People who are under the influence of alcohol often are seized with impulses that seem brilliant at the time but end up looking like horrible mistakes the next day. We are now at the stage of the presidential election when intoxication at the prospect of the fall campaign produces ideas that, if adopted, will lead only to regret.

One came in an article on the influential op-ed page of The Washington Post, proposing a simple way to reconcile Hillary Clinton and her supporters to Barack Obama's looming victory. "It's likely that the next president will face at least one Supreme Court vacancy," wrote James Andrew Miller, formerly an aide to Senate Majority Leader Howard Baker. "Obama should promise Hillary Clinton, now, that if he wins in November, the vacancy will be hers, making her first on a list of one."

In Miller's view, it would guarantee a quick Senate confirmation, gratify her supporters by assuring her life tenure in a job more consequential than vice president and add a solid liberal vote to a conservative-leaning court.

No doubt. But it would brand Obama as an unsavory deal-maker willing to bribe a rival for her blessing, badly tarnishing the rationale of his candidacy. It would also give Republicans a matchless opportunity in the fall campaign -- trumpeting the specter of an Obama presidency and a Clinton court.

Making her his running mate, as many people have suggested, would be nearly as bad an idea. It, too, would taint him as a cynical pol bartering his soul for the White House. It would do little to attract the independent voters he will need, many of whom detest her. And who would trust Obama to negotiate with Mahmoud Ahmadinejad after this craven appeasement of Clinton?

...

Democrats are treating Hillary Clinton like an ex wife they don't want to kick out in the snow, but they are not sure what to do with her. They should respect her enough to let her make her on way if she loses.

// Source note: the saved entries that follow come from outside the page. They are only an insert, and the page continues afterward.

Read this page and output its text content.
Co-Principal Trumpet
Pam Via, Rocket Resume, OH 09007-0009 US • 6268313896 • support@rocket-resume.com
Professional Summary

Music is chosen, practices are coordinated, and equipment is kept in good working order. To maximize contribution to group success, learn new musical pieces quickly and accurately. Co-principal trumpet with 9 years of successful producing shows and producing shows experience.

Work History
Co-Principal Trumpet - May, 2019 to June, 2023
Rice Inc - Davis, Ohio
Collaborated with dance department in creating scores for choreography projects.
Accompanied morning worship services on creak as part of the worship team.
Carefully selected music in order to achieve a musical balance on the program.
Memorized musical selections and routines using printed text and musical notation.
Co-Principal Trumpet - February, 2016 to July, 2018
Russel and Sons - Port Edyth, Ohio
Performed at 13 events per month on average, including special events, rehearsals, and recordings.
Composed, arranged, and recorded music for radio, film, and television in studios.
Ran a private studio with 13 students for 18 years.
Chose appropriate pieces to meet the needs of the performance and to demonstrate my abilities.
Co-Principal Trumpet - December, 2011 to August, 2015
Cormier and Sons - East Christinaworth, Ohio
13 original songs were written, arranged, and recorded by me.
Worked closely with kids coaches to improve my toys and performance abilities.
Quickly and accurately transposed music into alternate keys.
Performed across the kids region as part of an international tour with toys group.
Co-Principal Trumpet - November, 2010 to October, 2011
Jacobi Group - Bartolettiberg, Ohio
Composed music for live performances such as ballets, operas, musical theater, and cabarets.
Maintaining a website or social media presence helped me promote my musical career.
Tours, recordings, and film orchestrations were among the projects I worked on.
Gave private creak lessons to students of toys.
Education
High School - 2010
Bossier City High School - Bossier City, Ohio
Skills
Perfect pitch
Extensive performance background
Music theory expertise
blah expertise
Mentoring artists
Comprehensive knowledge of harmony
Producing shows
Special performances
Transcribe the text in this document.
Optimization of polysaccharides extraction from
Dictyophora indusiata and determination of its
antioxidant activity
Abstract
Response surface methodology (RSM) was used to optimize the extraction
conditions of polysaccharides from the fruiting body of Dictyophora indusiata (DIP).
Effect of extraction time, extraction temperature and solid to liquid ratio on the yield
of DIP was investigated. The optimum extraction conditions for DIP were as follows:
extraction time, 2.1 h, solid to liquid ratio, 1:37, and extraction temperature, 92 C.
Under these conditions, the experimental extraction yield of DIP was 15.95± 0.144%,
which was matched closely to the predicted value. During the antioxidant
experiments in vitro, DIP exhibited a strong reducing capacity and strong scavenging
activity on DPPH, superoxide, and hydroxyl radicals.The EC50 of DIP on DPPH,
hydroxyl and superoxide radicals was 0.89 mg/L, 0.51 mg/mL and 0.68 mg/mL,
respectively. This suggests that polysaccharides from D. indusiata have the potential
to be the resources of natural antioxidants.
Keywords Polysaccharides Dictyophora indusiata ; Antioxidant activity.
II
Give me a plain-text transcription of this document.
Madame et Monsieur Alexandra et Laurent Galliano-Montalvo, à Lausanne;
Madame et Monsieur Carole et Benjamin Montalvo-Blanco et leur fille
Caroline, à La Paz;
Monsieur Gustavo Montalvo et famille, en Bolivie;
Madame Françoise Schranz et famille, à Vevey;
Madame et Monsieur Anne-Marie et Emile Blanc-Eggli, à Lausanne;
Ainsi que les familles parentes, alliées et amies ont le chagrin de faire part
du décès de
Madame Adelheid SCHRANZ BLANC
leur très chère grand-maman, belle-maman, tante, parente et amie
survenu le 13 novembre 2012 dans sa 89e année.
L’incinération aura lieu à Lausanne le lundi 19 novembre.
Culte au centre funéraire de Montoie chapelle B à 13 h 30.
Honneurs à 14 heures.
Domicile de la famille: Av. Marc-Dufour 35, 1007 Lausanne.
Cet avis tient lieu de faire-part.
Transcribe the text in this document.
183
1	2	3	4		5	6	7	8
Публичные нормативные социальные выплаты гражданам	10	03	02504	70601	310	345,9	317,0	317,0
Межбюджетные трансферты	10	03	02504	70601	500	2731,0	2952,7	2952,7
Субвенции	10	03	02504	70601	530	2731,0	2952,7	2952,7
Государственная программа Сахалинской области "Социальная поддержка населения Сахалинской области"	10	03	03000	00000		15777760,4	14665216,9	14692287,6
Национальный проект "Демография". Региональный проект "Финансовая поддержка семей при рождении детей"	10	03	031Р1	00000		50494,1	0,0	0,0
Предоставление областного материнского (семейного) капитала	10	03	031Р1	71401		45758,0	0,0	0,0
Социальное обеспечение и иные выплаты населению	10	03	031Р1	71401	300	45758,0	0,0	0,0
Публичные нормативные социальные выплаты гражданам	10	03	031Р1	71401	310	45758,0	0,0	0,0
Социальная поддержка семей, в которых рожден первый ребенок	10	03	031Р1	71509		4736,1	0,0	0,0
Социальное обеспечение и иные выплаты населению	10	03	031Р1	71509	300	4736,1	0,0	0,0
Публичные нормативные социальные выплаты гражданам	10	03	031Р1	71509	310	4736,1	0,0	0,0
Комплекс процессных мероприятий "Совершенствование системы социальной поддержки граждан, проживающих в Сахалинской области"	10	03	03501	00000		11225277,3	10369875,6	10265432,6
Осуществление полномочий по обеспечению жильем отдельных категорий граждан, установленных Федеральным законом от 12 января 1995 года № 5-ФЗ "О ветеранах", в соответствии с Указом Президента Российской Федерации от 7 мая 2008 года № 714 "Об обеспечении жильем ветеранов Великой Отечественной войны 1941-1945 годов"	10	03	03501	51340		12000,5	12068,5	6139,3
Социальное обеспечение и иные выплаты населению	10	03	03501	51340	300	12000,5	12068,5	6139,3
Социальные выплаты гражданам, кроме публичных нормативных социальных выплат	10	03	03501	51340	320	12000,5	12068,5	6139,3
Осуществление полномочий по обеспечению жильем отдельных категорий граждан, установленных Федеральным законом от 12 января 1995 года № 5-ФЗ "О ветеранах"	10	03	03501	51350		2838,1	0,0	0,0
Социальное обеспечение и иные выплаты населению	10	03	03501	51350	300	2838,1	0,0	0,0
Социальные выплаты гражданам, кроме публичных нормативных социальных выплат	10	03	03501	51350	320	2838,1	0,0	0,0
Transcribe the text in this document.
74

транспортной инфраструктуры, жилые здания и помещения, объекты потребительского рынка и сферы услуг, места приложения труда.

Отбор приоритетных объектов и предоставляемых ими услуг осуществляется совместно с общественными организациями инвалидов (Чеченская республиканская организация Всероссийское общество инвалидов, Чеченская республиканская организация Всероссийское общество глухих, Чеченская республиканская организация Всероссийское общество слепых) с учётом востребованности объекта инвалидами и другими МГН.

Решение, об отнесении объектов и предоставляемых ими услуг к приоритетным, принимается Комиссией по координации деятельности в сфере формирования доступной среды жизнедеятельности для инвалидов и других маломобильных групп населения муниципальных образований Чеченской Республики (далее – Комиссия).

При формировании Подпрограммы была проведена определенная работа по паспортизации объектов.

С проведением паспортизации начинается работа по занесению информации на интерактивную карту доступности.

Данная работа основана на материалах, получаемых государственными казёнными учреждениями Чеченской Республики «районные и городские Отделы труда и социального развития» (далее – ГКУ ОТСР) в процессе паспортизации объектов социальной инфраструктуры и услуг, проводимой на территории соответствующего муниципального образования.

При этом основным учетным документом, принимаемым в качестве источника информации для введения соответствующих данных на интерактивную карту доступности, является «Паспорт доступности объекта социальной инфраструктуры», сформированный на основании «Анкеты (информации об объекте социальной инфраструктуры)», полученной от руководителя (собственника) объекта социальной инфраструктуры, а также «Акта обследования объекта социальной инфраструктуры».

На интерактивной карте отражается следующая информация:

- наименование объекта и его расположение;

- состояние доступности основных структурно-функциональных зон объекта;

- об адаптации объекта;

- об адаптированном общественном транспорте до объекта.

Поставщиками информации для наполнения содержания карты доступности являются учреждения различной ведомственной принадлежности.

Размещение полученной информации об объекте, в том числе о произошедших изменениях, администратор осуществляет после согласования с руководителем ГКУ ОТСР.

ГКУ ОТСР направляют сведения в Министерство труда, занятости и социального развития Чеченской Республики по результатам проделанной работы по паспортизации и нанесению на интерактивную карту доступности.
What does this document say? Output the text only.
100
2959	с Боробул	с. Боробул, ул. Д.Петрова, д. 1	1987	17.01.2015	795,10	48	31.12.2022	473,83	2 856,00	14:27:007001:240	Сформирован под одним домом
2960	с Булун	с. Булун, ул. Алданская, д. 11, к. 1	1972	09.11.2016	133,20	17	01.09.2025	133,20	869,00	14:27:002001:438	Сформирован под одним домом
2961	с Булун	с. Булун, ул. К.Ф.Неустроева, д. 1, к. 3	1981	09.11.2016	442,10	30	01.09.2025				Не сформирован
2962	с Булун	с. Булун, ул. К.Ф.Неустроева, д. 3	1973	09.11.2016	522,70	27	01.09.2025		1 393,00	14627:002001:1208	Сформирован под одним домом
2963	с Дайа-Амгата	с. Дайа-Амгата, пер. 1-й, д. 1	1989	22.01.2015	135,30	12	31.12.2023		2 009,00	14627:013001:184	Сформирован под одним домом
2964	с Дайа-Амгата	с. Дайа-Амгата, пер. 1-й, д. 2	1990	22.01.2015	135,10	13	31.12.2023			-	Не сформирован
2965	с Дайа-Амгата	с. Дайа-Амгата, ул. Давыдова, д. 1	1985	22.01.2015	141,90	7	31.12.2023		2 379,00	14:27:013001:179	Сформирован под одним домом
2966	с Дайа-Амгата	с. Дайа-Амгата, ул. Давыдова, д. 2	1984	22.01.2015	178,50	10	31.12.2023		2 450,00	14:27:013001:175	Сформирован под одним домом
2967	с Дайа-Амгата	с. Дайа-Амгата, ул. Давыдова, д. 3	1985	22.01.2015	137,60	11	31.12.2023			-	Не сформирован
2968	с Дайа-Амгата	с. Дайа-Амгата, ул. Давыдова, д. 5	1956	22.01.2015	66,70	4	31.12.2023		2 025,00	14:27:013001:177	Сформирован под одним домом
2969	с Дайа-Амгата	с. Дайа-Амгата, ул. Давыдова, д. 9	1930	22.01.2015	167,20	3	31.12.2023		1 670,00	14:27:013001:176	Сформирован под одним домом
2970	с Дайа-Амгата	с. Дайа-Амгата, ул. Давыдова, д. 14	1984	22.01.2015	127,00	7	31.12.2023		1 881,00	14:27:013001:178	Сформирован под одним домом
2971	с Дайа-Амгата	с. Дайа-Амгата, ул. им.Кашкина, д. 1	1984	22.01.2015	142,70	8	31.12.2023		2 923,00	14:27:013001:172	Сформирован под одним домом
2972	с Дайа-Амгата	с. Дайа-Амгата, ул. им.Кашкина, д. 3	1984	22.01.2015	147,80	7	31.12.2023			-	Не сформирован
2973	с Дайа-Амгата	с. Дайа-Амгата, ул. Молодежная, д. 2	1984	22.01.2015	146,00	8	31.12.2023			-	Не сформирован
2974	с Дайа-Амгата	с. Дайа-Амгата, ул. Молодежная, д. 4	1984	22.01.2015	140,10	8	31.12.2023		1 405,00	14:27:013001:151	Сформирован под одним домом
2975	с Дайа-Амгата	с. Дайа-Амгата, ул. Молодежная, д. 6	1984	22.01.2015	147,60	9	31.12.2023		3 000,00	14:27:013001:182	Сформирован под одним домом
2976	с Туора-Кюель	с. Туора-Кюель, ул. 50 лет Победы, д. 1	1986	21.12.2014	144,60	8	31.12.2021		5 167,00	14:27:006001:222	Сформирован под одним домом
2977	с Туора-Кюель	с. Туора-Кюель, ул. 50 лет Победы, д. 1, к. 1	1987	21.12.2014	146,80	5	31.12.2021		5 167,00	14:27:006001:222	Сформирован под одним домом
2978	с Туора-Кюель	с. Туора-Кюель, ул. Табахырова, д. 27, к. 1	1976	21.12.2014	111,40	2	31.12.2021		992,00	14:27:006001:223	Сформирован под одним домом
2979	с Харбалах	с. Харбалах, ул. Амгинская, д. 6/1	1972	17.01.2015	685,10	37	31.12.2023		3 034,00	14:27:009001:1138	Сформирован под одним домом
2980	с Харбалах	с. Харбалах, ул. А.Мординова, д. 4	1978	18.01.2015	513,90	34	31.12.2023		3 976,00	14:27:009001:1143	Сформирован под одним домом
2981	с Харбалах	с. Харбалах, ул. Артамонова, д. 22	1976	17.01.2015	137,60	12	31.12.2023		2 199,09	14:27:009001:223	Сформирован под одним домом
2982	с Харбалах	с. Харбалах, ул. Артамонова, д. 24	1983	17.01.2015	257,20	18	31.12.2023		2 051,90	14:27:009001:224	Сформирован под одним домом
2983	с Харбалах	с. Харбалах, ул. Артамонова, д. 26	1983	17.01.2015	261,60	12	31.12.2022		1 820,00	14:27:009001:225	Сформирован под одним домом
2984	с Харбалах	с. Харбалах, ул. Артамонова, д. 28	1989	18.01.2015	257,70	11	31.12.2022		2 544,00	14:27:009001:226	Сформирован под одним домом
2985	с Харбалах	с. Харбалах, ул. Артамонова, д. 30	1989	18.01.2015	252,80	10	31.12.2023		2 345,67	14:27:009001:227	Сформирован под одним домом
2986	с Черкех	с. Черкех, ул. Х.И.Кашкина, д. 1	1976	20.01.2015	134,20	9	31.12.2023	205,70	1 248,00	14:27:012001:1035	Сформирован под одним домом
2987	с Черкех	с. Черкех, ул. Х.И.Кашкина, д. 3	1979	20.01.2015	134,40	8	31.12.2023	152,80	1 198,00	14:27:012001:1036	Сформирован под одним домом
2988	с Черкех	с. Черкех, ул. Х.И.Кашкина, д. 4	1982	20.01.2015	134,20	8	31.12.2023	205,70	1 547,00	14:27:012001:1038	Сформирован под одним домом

Chapman also looks at the McCain ticket but his suggestions would be disastrous. Lindsey Graham would upset already upset conservatives who don't trust McCain on the immigration issue. It makes zero sense.

This look at results from Survey USA polling suggest that McCain strongest ticket is with Huckabee and Obama's is with Edwards. I tend to agree, although I am not a big Huckabee fan. It would be nice to see Edwards lose twice as a VP candidate though. What Huckabee brings to the ticket is an ability to appeal to evangelicals who have been key to Bush wins in both of his races. The poll for some reason did not look at an Obama-Clinton match up. Perhaps it is just too improbable. Joshua Spivak explains why.

David Broder ponders VP choices and does not come close to the Survey USA suggestions. However, he admits he has only been right once and that was when Nixon gave him a heavy handed clue about Agnew.